I best workplaces italiani hanno registrato una crescita media dei ricavi del +20% rispetto all'anno precedente, contro l'aumento dell'1% osservato dalle imprese dell'indice Istat nei settori industria e servizi. Questo divario evidenzia come la cultura aziendale orientata al benessere influisca su più dimensioni: attrazione e retention dei talenti, riduzione del turnover, incremento della produttività e maggiore capacità di innovazione.
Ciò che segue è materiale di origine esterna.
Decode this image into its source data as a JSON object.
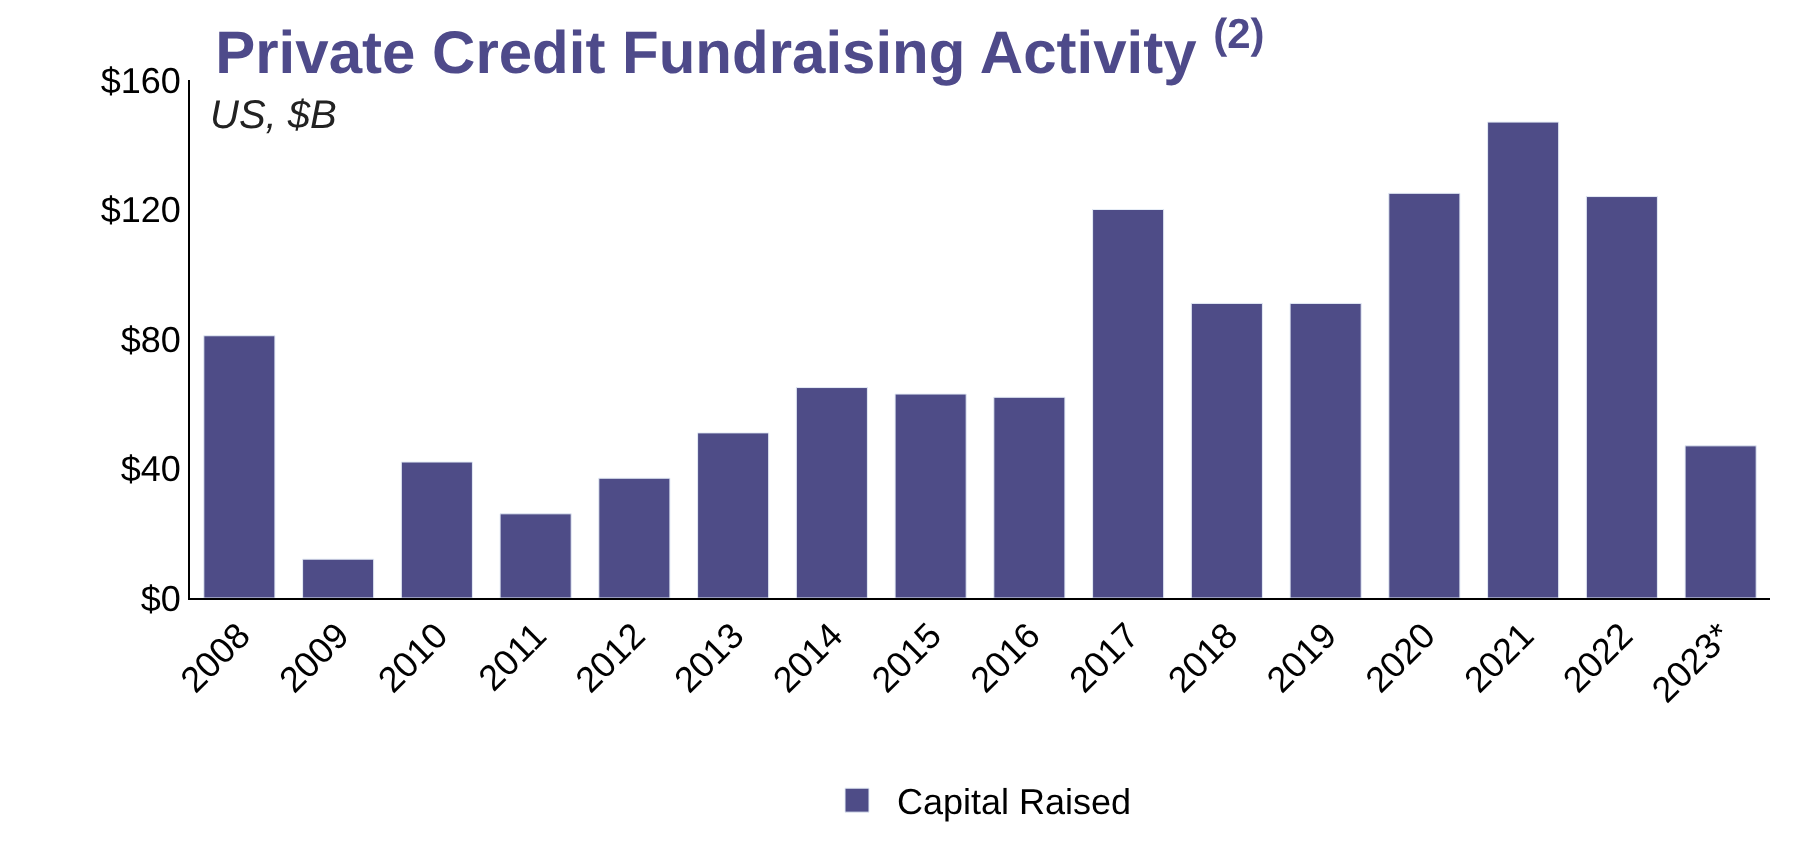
{
  "chart_data": {
    "type": "bar",
    "title": "Private Credit Fundraising Activity $^{(2)}$",
    "subtitle": "US, $B",
    "categories": [
      "2008",
      "2009",
      "2010",
      "2011",
      "2012",
      "2013",
      "2014",
      "2015",
      "2016",
      "2017",
      "2018",
      "2019",
      "2020",
      "2021",
      "2022",
      "2023*"
    ],
    "series": [
      {
        "name": "Capital Raised",
        "color": "#4e4c87",
        "values": [
          81,
          12,
          42,
          26,
          37,
          51,
          65,
          63,
          62,
          120,
          91,
          91,
          125,
          147,
          124,
          47
        ]
      }
    ],
    "ylim": [
      0,
      160
    ],
    "yticks": [
      {
        "value": 0,
        "label": "$0"
      },
      {
        "value": 40,
        "label": "$40"
      },
      {
        "value": 80,
        "label": "$80"
      },
      {
        "value": 120,
        "label": "$120"
      },
      {
        "value": 160,
        "label": "$160"
      }
    ],
    "legend": "bottom"
  }
}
Investire in iniziative che rafforzano la fiducia e il well-being non è più solo una scelta di reputazione, ma una leva competitiva concreta. Le organizzazioni che curano il proprio ambiente di lavoro riducono i costi legati al turnover, trasformano i dipendenti in brand ambassador più orgogliosi e capaci di promuovere il marchio, attraggono i talenti più qualificati in un mercato guidato da valori e work-life balance, e liberano il potenziale creativo necessario per l'innovazione nella moda. In sintesi, mettere le persone al centro si traduce nella leva finanziaria più potente a disposizione delle imprese del settore.